The Los Angeles morning was heavy with smog, the word being a portmanteau of smoke and fog, though in LA the pollutants are typically vehicular emissions as opposed to actual smoke and fog, unlike 19th-century London where the smoke from countless small coal fires often combined with fog off the Thames to produce true smog, though back then they were not clever enough to call it that.



** Romance Winner

Ali Kawashima, Greensboro, NC

“As the dark and mysterious stranger approached, Angela bit her lip anxiously, hoping with every nerve, cell, and fiber of her being that this would be the one man who would under- stand — who would take her away from all this — and who would not just squeeze her boob and make a loud honking noise, as all the others had.”

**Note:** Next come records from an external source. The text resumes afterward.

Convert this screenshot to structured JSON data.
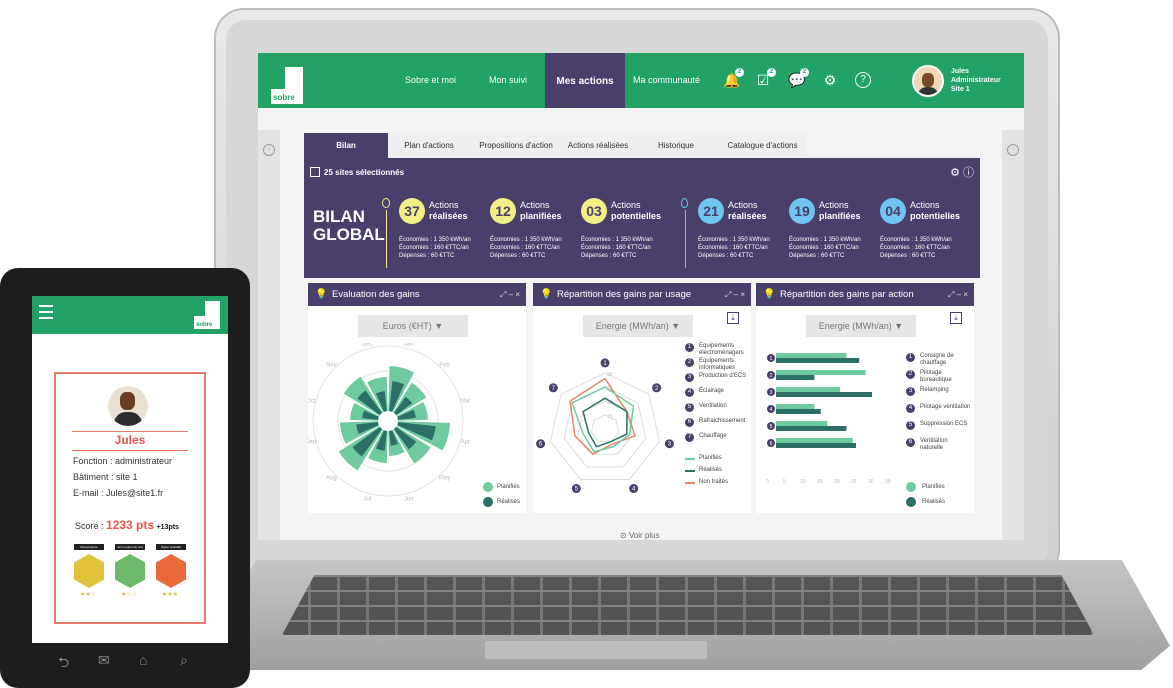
{
  "laptop": {
    "app": {
      "logo": "sobre"
    },
    "nav": [
      "Sobre et moi",
      "Mon suivi",
      "Mes actions",
      "Ma communauté"
    ],
    "header_icons": [
      {
        "icon": "bell-icon",
        "badge": "2"
      },
      {
        "icon": "checklist-icon",
        "badge": "2"
      },
      {
        "icon": "chat-icon",
        "badge": "2"
      },
      {
        "icon": "gear-icon"
      },
      {
        "icon": "help-icon"
      }
    ],
    "user": {
      "name": "Jules",
      "role": "Administrateur",
      "site": "Site 1"
    },
    "tabs": [
      "Bilan",
      "Plan d'actions",
      "Propositions d'action",
      "Actions réalisées",
      "Historique",
      "Catalogue d'actions"
    ],
    "summary": {
      "sites": "25 sites sélectionnés",
      "title_line1": "BILAN",
      "title_line2": "GLOBAL",
      "stats": [
        {
          "value": "37",
          "l1": "Actions",
          "l2": "réalisées",
          "color": "#f3ee85"
        },
        {
          "value": "12",
          "l1": "Actions",
          "l2": "planifiées",
          "color": "#f3ee85"
        },
        {
          "value": "03",
          "l1": "Actions",
          "l2": "potentielles",
          "color": "#f3ee85"
        },
        {
          "value": "21",
          "l1": "Actions",
          "l2": "réalisées",
          "color": "#6fc4f0"
        },
        {
          "value": "19",
          "l1": "Actions",
          "l2": "planifiées",
          "color": "#6fc4f0"
        },
        {
          "value": "04",
          "l1": "Actions",
          "l2": "potentielles",
          "color": "#6fc4f0"
        }
      ],
      "details": {
        "d1": "Économies : 1 350 kWh/an",
        "d2": "Économies : 160 €TTC/an",
        "d3": "Dépenses : 60 €TTC"
      }
    },
    "cards": {
      "c1": {
        "title": "Evaluation des gains",
        "select": "Euros (€HT)",
        "months": [
          "Jan",
          "Feb",
          "Mar",
          "Apr",
          "May",
          "Jun",
          "Jul",
          "Aug",
          "Sep",
          "Oct",
          "Nov",
          "Dec"
        ]
      },
      "c2": {
        "title": "Répartition des gains par usage",
        "select": "Energie (MWh/an)",
        "scale": [
          "30",
          "25",
          "20",
          "15"
        ],
        "legend": [
          "Equipements électroménagers",
          "Equipements informatiques",
          "Production d'ECS",
          "Éclairage",
          "Ventilation",
          "Rafraichissement",
          "Chauffage"
        ],
        "series": [
          "Planifiés",
          "Réalisés",
          "Non traités"
        ]
      },
      "c3": {
        "title": "Répartition des gains par action",
        "select": "Energie (MWh/an)",
        "legend": [
          "Consigne de chauffage",
          "Pilotage bureautique",
          "Relamping",
          "Pilotage ventilation",
          "Suppression ECS",
          "Ventilation naturelle"
        ],
        "xticks": [
          "0",
          "5",
          "10",
          "15",
          "20",
          "25",
          "30",
          "35"
        ]
      }
    },
    "legend_series": [
      "Planifiés",
      "Réalisés"
    ],
    "colors": {
      "green": "#22a264",
      "purple": "#4a3f6b",
      "teal_light": "#6fcaa0",
      "teal_dark": "#2b6f67",
      "orange": "#e8856b"
    },
    "voir_plus": "Voir plus"
  },
  "phone": {
    "logo": "sobre",
    "name": "Jules",
    "fonction": "Fonction : administrateur",
    "batiment": "Bâtiment : site 1",
    "email": "E-mail : Jules@site1.fr",
    "score_label": "Score :",
    "score": "1233 pts",
    "score_delta": "+13pts",
    "badges": [
      {
        "label": "Roucoutoute",
        "stars": "★★☆",
        "color": "#e0c23a"
      },
      {
        "label": "Anti rouleur de nuit",
        "stars": "★☆☆",
        "color": "#6db86a"
      },
      {
        "label": "Super soulstde",
        "stars": "★★★",
        "color": "#e86a3a"
      }
    ],
    "nav": [
      "back-icon",
      "mail-icon",
      "home-icon",
      "search-icon"
    ]
  }
}
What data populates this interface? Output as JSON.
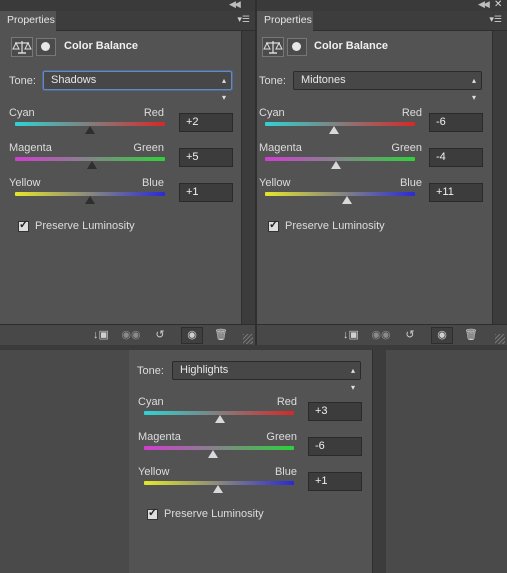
{
  "panel_tab": "Properties",
  "adjustment_title": "Color Balance",
  "tone_label": "Tone:",
  "preserve_luminosity_label": "Preserve Luminosity",
  "slider_labels": {
    "cyan": "Cyan",
    "red": "Red",
    "magenta": "Magenta",
    "green": "Green",
    "yellow": "Yellow",
    "blue": "Blue"
  },
  "icons": {
    "collapse": "double-chevron-left-icon",
    "close": "close-icon",
    "menu": "panel-menu-icon",
    "adjustment": "scale-balance-icon",
    "mask": "layer-mask-icon",
    "clip": "clip-to-layer-icon",
    "view_previous": "view-previous-state-icon",
    "reset": "reset-icon",
    "visibility": "eye-icon",
    "delete": "trash-icon"
  },
  "colors": {
    "panel_bg": "#535353",
    "cyan_red": [
      "#2fd3d3",
      "#d62828"
    ],
    "magenta_green": [
      "#d23cd2",
      "#2ed23a"
    ],
    "yellow_blue": [
      "#e6e62a",
      "#2a2ad6"
    ]
  },
  "panels": {
    "shadows": {
      "tone": "Shadows",
      "cyan_red": "+2",
      "magenta_green": "+5",
      "yellow_blue": "+1",
      "preserve_luminosity": true
    },
    "midtones": {
      "tone": "Midtones",
      "cyan_red": "-6",
      "magenta_green": "-4",
      "yellow_blue": "+11",
      "preserve_luminosity": true
    },
    "highlights": {
      "tone": "Highlights",
      "cyan_red": "+3",
      "magenta_green": "-6",
      "yellow_blue": "+1",
      "preserve_luminosity": true
    }
  }
}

Meredith K. Gray, Ithaca, NY

Deanna waited for him in a deliberate pose on the sailor-striped chaise lounge of the newly-remodeled Ramada, her bustier revealing the tops of her white breasts like eggs–eggs of the slightly undercooked, hard-boiled variety, showing a nascent jiggle with her apprehensive breath, eggs that were then peeled ever-so-carefully so as not to pierce the jellied, opaque albumen and unleash the longing, viscous yolk within–yes, she lay there, oblong and waiting to be deviled.



** Sci Fi Winner

Greg Homer, Placerville, CA

“Morgan ‘Bamboo’ Barnes, Star Pilot of the Galaxia (flagship of the Solar Brigade), accepted an hors d’oeuvre from the triangular-shaped platter offered to him from the Princess Qwillia — lavender-skinned she was and busty, with two of her four eyes what Barnes called ‘bedroom eyes’ — and marveled at how on her planet, Chlamydia-5, these snacks were called ‘Hi-Dee-Hoes’ but on Earth they were simply called Ritz Crackers with Velveeta.”

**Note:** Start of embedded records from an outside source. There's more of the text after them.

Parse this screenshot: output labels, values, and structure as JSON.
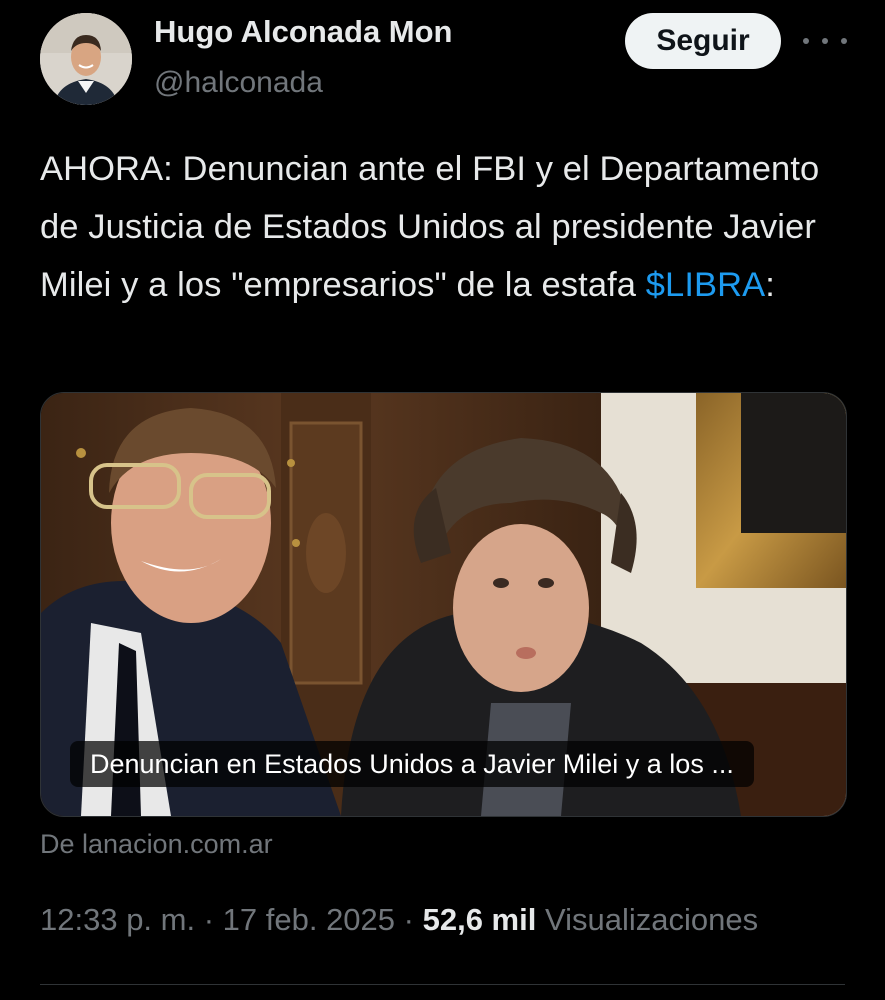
{
  "author": {
    "name": "Hugo Alconada Mon",
    "handle": "@halconada"
  },
  "actions": {
    "follow_label": "Seguir"
  },
  "tweet": {
    "text_before": "AHORA: Denuncian ante el FBI y el Departamento de Justicia de Estados Unidos al presidente Javier Milei y a los \"empresarios\" de la estafa ",
    "cashtag": "$LIBRA",
    "text_after": ":"
  },
  "card": {
    "title": "Denuncian en Estados Unidos a Javier Milei y a los ...",
    "source": "De lanacion.com.ar"
  },
  "meta": {
    "time": "12:33 p. m.",
    "sep1": " · ",
    "date": "17 feb. 2025",
    "sep2": " · ",
    "views_count": "52,6 mil",
    "views_label": " Visualizaciones"
  },
  "colors": {
    "background": "#000000",
    "text": "#e7e9ea",
    "secondary": "#71767b",
    "link": "#1d9bf0",
    "follow_button_bg": "#eff3f4"
  },
  "icons": [
    "more-options-icon"
  ]
}
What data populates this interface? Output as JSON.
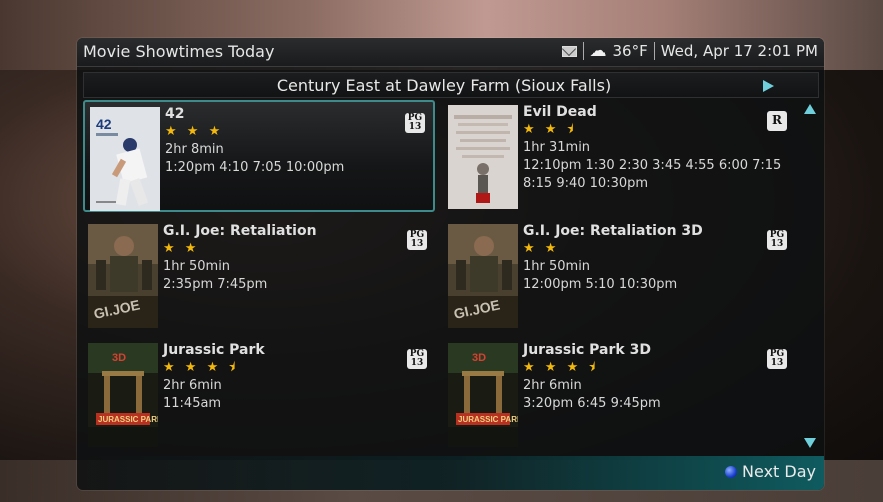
{
  "header": {
    "title": "Movie Showtimes Today",
    "temperature": "36°F",
    "datetime": "Wed, Apr 17 2:01 PM"
  },
  "theater": {
    "name": "Century East at Dawley Farm (Sioux Falls)"
  },
  "movies": [
    {
      "title": "42",
      "stars": "★ ★ ★",
      "rating_top": "PG",
      "rating_bottom": "13",
      "runtime": "2hr 8min",
      "times": "1:20pm 4:10 7:05 10:00pm",
      "selected": true
    },
    {
      "title": "Evil Dead",
      "stars": "★ ★ ⯨",
      "rating_top": "R",
      "rating_bottom": "",
      "runtime": "1hr 31min",
      "times": "12:10pm 1:30 2:30 3:45 4:55 6:00 7:15 8:15 9:40 10:30pm"
    },
    {
      "title": "G.I. Joe: Retaliation",
      "stars": "★ ★",
      "rating_top": "PG",
      "rating_bottom": "13",
      "runtime": "1hr 50min",
      "times": "2:35pm 7:45pm"
    },
    {
      "title": "G.I. Joe: Retaliation 3D",
      "stars": "★ ★",
      "rating_top": "PG",
      "rating_bottom": "13",
      "runtime": "1hr 50min",
      "times": "12:00pm 5:10 10:30pm"
    },
    {
      "title": "Jurassic Park",
      "stars": "★ ★ ★ ⯨",
      "rating_top": "PG",
      "rating_bottom": "13",
      "runtime": "2hr 6min",
      "times": "11:45am"
    },
    {
      "title": "Jurassic Park 3D",
      "stars": "★ ★ ★ ⯨",
      "rating_top": "PG",
      "rating_bottom": "13",
      "runtime": "2hr 6min",
      "times": "3:20pm 6:45 9:45pm"
    }
  ],
  "footer": {
    "next_day_label": "Next Day"
  },
  "colors": {
    "accent": "#6fd0dc",
    "star": "#f2b80c",
    "selection_border": "#3e8b8c"
  }
}
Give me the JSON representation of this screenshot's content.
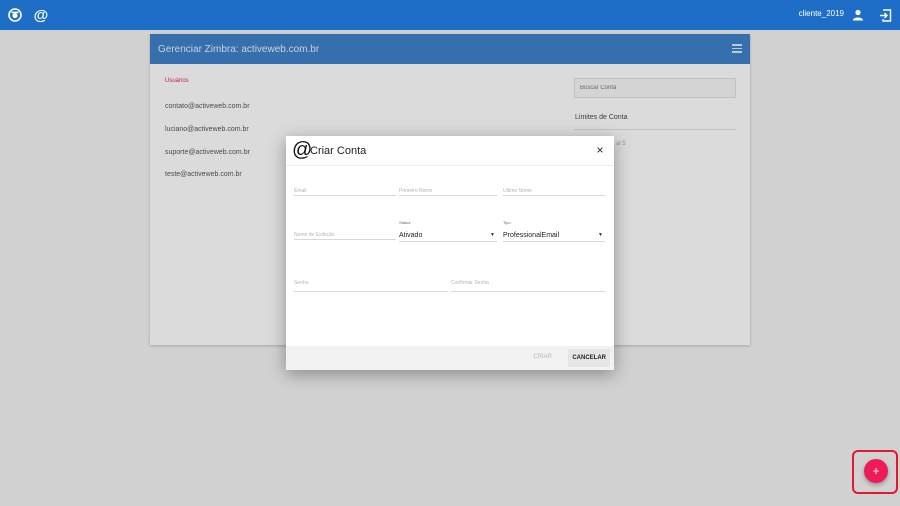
{
  "topbar": {
    "username": "cliente_2019",
    "icons": [
      "app-logo-icon",
      "at-icon",
      "user-icon",
      "logout-icon"
    ],
    "color": "#1e6ec7"
  },
  "card": {
    "title": "Gerenciar Zimbra: activeweb.com.br",
    "section_title": "Usuários",
    "users": [
      "contato@activeweb.com.br",
      "luciano@activeweb.com.br",
      "suporte@activeweb.com.br",
      "teste@activeweb.com.br"
    ],
    "search_placeholder": "Buscar Conta",
    "limits_title": "Limites de Conta",
    "limits_value": "al 5"
  },
  "dialog": {
    "at_symbol": "@",
    "title": "Criar Conta",
    "close_glyph": "×",
    "fields": {
      "email_placeholder": "Email",
      "first_name_placeholder": "Primeiro Nome",
      "last_name_placeholder": "Último Nome",
      "display_name_placeholder": "Nome de Exibição",
      "status_label": "Status",
      "status_value": "Ativado",
      "type_label": "Tipo",
      "type_value": "ProfessionalEmail",
      "password_placeholder": "Senha",
      "confirm_password_placeholder": "Confirmar Senha"
    },
    "buttons": {
      "create": "CRIAR",
      "cancel": "CANCELAR"
    }
  },
  "fab": {
    "label": "+",
    "color": "#f01b56"
  }
}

Elizabeth Muenster, Columbia, PA

Sterben counted calcium bars in the storage chamber, wondering why women back on Earth paid him little attention, but up here they seem to adore him, in fact, six fraichemaidens had already shown him their blinka.



** Vile Puns Winner

Joe Wyatt, Amarillo, TX

“Detective Kodiak plucked a single hair from the bearskin rug and at once understood the grisly nature of the crime: it had been a ferocious act, a real honey, the sort of thing that could polarize a community, so he padded quietly out the back to avoid a cub reporter waiting in the den.”



Marvin Veto, Greensboro, NC

Monroe Mills’ innovative new fabric-dyeing technique was a huge improvement over stone-washing: denim apparel was soaked in color and cured in an 800-degree oven, and the company’s valued young dye department supervisor was as skilled as they came; yes, no one could say Marilyn was a normal jean baker.



** Western Winner

Graham Thomas, St. Albans, Hertfordshire, U.K.

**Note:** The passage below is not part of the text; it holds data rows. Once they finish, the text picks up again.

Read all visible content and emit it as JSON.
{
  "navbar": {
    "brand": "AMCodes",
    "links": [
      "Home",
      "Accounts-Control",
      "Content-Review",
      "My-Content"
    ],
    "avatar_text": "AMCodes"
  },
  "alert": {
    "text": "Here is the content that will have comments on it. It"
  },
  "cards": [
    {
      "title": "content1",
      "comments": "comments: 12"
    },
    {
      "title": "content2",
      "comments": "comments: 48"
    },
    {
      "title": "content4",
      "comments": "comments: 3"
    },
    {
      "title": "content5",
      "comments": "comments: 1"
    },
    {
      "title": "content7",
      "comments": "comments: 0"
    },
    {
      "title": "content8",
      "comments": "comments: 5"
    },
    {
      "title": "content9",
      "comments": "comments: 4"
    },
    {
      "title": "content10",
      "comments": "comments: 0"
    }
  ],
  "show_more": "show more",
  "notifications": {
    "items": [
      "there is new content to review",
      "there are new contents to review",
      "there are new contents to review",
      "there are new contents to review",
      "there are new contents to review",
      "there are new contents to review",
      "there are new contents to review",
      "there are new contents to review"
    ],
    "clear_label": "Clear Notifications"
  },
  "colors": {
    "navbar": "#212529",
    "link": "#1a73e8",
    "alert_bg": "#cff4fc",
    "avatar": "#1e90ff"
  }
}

“The laser-blue eyes of the lone horseman tracked the slowly lengthening lariat of a Laredo dawn as it snaked its way through Dead Man’s Pass into the valley below and snared the still sleeping town’s tiny church steeple in a noose of light with the oh-so-familiar glow of a Dodge City virgin’s last maiden blush.”



Lisa Kluber, San Francisco, CA

Sunburned and lost, Jake tightened the noose around Randys diaper-white neck and growled, Any last words, varmint? to which Randy replied, Dont be afraid to go out on a limb, Jake–thats where all the fruit is! which marked the first and last time Jake and the boys hired a life coach to lead one of their cattle drives.

One Comment

  1. Bahahaha this is hilarious. XD I’m so entering next year!